Peygamber, Allah’ın vahiy yoluyla öğrettiği bilgileri ve emirleri insanlara ulaştıran elçi anlamına gelir. Nübüvvet makamı da Râgıb el-İsfehânî’nin tanımıyla Allah ile akıl sahibi insanlar arasındaki dünya ve ahiret ihtiyaçlarının giderilmesi için yapılan elçilik görevini ifade etmektedir. Nübüvvet inancı İslâm’a yani Müslüman düşünceye mahsus bir konudur. Nübüvvet esaslı bir dini yorum ise sünnî düşünceyi ortaya çıkarmıştır.

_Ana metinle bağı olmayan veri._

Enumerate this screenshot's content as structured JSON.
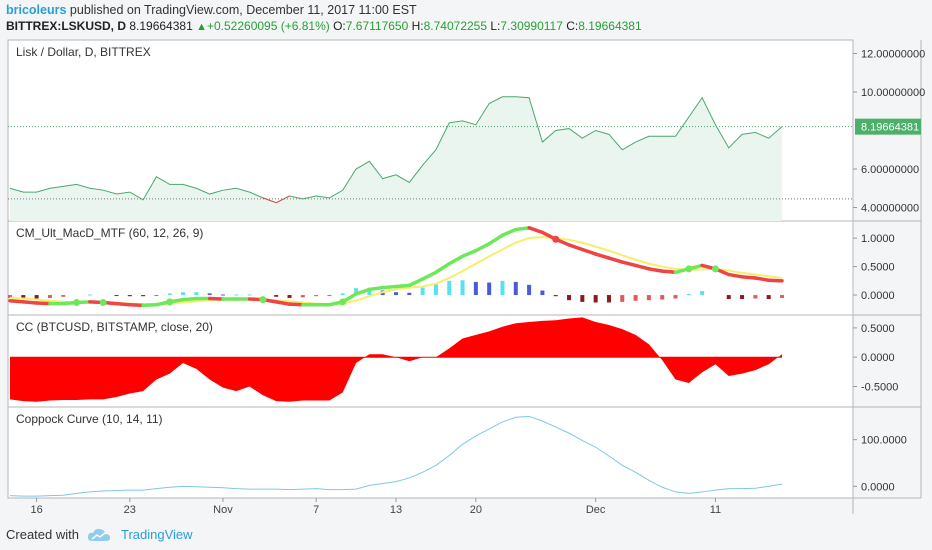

Yahudilik “Seçilmişlik” Hristiyanlık “Teslis” üzerine kurulmuştur. İslâm, tevhid inancını ortaya koyarak teslis inancını -suçlarda, sorumluluklarda ve kemâllerde eşitliliği- getirmiş, Yahudi mensuplarının seçilmişlik inancını da ortadan kaldırmıştır. İslâm’da köle, seçkin kimse, kadın-erkek, avam-havas eşittir. İslâm’da insan, herhangi bir özür bulunmadığı yani istisnâ bir durum olmadığı sürece yükümlülüklerinde eşittir. Klasik dinlerde dinin yükümlülüğünü seçkinler üstlenirken İslâm’da hem sıradan insanlara hem seçkin kişilere sorumluluklar yüklenmiştir. Bu açıdan İslâm, avam- havas ayrımını yıkan tek dindir. Tevhidi anlayabilmek için seçilmişlik fikrinin ortadan kalkması gerekir. Nübüvvetten dolayı İslâm’ın Hristiyanlık ve Yahudilik ile ilişkisi “Tahrif” kavramı üzerinden değil “Nesih” kavramı üzerinden kurulur. Çünkü nesih kavramında şer’î bir hükmün daha sonra gelen şer’î bir delille geçersiz kılınması, ortadan kaldırılması söz konusudur yani İslâm’ın gelişiyle de Hristiyanlık ve Yahudililik geçersiz kılınmıştır.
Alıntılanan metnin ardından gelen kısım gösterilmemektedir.